Independent power generators on Monday asked the U.S. Supreme Court to review lower court decisions upholding nuclear power subsidies in New York and Illinois, arguing they violate the Federal Power Act.
The Electric Power Supply Association, a trade group, joined generators NRG and Calpine to ask justices to review decisions from federal district court judges upholding the programs. They argue the subsidies are "functionally equivalent" to a Maryland generation program the Supreme Court struck down in 2016.
U.S. Courts of Appeals for the 2nd and 7th Circuits both previously ruled the "zero-emission credit" (ZEC) programs for nuclear plants differ from the Maryland program because they do not require participation in wholesale markets regulated by the Federal Energy Regulatory Commission. New Jersey and Connecticut now have similar nuclear support programs, and the subsidies are at the center of ongoing market reform debates at FERC.
The generator request could reopen a legal debate over which state power incentives are preempted by FERC's jurisdiction over interstate energy markets.
In the 2016 case Hughes v. Talen Energy, the Supreme Court unanimously rejected a Maryland program that sought to support in-state natural gas generation, saying that it violated the Federal Power Act because it required plants that receive the subsidy to bid into interstate electricity markets that fall under FERC's regulatory authority.
Following that decision, state lawmakers in Illinois and New York structured their subsidy programs for nuclear plants differently. Though the plants covered by the subsidies still elect to bid into wholesale markets, they are not explicitly required to do so to receive the subsidy.
That distinction made the difference in recent federal court cases.
The Hughes decision "draws a line between state laws whose effect depends on a utility's participation in an interstate auction (forbidden) and state laws that do not so depend but that may affect auctions (allowed)," Judge Frank Easterbrook wrote in the 7th Circuit's decision in September.
"New York has kept the line in sight, and gone as near as can be without crossing," Judge Dennis Jacobs of the 2nd Circuit wrote in that court's ruling, decided later the same month.
EPSA and its generator members, however, say that the lack of an explicit obligation to bid into wholesale markets presents little functional difference from the Maryland program.
"In a triumph of form over substance, the court of appeals nonetheless held that New York's program is not preempted because it does not explicitly condition that subsidy on the favored plants selling their output into the wholesale market," the generators wrote in their challenge to the 2nd Circuit decision. "In so doing, the court brushed aside the complaint's well-pled allegations that the subsidized plants have sold, and necessarily must sell, all of their output at wholesale, rendering unnecessary an explicit statutory requirement to do so."
In the district court cases, judges said the generators had failed to draw a distinction between the nuclear programs and renewable energy credits (RECs), which have long been considered legal under the FPA. The companies attempt to separate the two in their Supreme Court petition.
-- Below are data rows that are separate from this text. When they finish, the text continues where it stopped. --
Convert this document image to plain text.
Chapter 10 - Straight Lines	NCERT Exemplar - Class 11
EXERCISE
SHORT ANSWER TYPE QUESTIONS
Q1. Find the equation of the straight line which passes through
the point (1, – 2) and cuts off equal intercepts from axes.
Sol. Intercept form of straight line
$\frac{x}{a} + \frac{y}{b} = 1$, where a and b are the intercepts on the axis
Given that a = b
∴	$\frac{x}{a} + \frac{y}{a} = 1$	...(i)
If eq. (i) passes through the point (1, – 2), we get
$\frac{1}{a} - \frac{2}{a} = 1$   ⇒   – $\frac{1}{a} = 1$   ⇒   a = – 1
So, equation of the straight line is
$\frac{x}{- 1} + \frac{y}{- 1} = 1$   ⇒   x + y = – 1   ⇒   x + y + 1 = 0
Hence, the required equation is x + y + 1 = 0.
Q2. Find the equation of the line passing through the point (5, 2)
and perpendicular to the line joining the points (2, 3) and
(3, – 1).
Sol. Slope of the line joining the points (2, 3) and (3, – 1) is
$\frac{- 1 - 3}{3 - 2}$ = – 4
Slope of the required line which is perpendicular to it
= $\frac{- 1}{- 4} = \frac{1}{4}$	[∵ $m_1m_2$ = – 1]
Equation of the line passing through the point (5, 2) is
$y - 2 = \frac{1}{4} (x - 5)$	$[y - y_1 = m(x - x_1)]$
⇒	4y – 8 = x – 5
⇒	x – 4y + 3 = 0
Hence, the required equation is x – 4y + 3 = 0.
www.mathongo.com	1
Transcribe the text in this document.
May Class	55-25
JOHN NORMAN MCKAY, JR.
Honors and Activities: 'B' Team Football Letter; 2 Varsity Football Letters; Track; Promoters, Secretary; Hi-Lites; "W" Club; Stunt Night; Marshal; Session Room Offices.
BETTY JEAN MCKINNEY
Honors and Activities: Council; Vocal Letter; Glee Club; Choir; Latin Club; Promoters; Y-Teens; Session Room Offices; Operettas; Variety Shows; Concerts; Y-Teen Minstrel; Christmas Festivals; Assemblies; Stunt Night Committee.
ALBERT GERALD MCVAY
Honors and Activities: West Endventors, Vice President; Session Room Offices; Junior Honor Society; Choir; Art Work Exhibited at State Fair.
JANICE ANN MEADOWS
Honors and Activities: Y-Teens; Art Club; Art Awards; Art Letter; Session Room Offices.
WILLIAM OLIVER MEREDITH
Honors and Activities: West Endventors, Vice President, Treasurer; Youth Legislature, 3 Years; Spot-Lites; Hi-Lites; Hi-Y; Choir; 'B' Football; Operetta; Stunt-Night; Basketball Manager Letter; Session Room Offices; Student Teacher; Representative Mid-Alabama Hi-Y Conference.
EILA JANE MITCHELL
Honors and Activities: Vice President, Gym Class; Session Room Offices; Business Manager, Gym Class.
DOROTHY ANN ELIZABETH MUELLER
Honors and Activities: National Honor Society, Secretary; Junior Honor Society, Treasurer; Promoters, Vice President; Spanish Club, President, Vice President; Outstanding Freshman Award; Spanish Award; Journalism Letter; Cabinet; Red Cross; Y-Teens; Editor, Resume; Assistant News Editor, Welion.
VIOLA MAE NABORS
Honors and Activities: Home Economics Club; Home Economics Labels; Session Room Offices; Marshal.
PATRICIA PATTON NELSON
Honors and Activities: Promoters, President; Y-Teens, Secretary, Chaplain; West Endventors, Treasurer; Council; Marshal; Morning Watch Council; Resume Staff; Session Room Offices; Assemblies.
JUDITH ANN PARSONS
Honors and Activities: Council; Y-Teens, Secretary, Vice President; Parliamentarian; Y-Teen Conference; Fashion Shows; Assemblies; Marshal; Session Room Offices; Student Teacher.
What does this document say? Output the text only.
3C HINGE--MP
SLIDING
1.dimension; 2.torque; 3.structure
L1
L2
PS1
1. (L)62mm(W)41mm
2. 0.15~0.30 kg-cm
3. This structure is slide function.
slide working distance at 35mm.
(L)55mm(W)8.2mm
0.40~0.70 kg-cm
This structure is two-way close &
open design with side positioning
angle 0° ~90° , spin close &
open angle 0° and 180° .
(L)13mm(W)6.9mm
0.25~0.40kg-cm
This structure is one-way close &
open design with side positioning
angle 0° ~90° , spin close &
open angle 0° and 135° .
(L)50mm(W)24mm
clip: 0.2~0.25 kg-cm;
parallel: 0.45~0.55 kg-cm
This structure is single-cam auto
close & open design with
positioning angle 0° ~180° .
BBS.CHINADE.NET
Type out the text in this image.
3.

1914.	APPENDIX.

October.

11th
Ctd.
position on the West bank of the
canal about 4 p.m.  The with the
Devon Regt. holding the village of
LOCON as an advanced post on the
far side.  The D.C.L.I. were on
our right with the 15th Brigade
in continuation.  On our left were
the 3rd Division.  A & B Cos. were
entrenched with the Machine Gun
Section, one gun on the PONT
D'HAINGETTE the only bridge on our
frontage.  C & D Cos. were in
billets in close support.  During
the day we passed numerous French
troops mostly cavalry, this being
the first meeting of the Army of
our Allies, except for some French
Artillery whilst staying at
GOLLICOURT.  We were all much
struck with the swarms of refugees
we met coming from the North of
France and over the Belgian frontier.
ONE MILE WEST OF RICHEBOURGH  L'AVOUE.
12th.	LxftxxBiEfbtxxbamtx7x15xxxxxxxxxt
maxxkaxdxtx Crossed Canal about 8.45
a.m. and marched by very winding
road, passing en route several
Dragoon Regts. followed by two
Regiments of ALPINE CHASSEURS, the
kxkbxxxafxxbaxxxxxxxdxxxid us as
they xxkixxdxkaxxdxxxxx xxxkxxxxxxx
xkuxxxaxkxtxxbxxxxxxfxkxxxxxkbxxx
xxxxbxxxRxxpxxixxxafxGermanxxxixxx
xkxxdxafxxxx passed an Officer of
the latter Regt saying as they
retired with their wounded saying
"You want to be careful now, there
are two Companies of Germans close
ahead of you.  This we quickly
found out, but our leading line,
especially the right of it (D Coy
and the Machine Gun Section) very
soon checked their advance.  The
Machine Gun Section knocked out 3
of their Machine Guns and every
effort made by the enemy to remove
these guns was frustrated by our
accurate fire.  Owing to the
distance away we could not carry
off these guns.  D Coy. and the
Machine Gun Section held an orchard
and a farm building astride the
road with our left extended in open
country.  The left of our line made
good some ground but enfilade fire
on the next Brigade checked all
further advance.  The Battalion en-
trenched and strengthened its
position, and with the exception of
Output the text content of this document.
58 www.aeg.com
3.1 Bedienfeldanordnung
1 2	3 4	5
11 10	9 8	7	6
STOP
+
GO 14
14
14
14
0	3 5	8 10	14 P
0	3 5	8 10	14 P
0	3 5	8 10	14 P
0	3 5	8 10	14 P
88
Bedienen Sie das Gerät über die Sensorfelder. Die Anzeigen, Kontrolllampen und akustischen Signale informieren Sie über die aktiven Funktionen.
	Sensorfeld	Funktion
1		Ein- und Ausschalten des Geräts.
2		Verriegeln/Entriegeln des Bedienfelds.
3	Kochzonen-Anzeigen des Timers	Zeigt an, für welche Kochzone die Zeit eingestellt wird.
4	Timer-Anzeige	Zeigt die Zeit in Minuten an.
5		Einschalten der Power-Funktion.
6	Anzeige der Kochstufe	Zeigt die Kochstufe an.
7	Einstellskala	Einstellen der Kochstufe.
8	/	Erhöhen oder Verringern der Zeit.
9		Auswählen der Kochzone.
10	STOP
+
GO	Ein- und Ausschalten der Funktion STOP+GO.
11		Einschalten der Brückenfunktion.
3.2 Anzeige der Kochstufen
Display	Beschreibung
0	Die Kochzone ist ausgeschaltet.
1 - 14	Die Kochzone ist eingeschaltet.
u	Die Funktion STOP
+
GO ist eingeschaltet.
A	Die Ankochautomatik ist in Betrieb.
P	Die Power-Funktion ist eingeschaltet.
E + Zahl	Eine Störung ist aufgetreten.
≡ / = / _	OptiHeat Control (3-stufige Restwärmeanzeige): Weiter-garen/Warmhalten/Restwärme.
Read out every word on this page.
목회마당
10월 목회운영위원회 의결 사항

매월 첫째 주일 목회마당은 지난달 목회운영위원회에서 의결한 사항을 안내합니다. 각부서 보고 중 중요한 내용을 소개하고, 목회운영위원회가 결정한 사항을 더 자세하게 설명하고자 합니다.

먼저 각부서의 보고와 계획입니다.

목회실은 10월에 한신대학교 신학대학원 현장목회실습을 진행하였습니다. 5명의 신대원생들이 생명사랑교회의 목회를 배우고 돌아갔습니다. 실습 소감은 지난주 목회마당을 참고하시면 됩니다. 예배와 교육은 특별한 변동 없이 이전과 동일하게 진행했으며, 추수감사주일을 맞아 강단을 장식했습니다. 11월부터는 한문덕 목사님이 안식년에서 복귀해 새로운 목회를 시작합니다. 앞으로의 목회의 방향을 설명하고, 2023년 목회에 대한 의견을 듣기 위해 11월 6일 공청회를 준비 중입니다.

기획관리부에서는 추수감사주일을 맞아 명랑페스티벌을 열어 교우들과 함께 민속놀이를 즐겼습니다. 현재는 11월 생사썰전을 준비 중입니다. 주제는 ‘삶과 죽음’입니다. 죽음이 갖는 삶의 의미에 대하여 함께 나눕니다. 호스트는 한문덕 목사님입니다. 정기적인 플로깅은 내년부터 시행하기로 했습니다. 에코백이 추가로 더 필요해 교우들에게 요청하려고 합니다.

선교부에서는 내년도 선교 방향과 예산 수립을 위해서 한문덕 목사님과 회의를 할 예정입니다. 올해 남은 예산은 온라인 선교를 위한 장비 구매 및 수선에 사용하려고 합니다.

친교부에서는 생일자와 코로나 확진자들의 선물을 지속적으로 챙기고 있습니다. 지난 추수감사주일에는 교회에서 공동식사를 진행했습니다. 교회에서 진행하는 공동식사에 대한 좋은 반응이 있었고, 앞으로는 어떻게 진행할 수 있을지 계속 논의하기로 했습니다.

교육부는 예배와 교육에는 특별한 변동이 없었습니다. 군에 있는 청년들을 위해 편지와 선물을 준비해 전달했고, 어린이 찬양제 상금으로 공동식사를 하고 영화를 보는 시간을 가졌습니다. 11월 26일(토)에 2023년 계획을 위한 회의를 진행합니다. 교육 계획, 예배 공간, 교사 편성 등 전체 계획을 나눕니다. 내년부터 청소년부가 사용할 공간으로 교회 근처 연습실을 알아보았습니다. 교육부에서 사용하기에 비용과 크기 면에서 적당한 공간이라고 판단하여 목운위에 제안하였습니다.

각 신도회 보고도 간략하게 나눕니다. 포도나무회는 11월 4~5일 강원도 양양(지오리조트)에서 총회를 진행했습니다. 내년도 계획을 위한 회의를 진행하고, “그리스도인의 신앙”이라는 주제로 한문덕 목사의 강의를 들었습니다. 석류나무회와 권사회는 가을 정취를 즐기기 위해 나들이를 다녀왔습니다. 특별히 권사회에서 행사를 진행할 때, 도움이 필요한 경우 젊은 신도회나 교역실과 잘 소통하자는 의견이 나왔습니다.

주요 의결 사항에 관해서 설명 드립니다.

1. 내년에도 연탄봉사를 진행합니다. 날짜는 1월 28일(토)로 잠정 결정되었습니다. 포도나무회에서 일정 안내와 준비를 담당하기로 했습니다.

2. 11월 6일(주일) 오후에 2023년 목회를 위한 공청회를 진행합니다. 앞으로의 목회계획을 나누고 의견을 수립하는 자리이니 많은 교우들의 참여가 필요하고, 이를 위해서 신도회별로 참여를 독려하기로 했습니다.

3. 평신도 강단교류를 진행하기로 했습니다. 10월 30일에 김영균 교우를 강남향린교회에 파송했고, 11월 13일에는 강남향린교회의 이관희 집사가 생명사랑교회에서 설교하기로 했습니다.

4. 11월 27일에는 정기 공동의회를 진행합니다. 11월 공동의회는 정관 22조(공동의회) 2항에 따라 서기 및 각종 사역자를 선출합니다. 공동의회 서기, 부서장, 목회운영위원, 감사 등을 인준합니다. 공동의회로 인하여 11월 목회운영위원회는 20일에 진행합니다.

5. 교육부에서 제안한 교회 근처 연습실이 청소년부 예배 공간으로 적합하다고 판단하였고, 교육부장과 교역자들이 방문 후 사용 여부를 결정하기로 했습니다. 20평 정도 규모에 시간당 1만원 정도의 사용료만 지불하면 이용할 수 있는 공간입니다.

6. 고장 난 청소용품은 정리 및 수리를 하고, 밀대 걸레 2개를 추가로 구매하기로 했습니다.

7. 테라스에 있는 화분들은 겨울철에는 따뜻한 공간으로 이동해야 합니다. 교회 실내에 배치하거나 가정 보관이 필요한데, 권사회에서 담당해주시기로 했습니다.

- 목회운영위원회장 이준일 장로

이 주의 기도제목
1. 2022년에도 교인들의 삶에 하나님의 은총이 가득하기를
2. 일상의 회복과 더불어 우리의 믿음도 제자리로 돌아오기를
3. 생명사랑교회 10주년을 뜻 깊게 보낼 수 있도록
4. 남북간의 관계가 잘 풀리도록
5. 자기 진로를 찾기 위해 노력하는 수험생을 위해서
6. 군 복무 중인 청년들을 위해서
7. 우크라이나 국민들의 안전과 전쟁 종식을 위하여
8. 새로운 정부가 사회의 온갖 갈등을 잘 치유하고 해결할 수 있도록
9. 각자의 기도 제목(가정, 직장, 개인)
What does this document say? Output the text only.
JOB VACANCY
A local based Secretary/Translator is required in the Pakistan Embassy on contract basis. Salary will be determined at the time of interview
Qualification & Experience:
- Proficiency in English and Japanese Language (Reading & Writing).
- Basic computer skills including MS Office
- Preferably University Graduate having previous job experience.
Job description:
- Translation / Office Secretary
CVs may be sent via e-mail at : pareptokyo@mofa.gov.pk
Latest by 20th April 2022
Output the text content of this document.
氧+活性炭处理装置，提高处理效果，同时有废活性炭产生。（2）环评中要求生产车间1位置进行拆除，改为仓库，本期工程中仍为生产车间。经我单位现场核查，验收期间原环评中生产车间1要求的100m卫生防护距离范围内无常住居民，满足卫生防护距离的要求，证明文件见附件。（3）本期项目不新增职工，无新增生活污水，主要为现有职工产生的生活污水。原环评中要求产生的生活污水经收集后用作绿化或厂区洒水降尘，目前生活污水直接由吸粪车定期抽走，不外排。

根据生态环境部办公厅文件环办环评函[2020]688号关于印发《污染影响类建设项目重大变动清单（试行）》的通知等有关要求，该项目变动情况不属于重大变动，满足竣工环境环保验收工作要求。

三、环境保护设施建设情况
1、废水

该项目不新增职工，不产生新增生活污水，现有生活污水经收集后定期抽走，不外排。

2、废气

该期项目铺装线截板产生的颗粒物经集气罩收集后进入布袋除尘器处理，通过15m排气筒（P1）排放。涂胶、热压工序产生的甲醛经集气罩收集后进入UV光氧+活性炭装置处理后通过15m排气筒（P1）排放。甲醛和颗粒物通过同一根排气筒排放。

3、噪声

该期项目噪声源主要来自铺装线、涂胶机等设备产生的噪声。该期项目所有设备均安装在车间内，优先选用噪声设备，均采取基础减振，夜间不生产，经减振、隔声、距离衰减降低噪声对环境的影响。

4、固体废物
"First, all qualified renewable generators create RECs, regardless of economic need, whereas ZECs are available only to three nuclear plants facing financial difficulties," they wrote in the New York challenge. "[S]econd, RECs are publicly traded, so the price of RECs varies based on supply and demand, whereas ZEC prices are set by the state and tethered to wholesale rates."
Some energy lawyers, however, are concerned that interpretation could lead courts to throw out renewable energy programs that exist in more than half of U.S. states.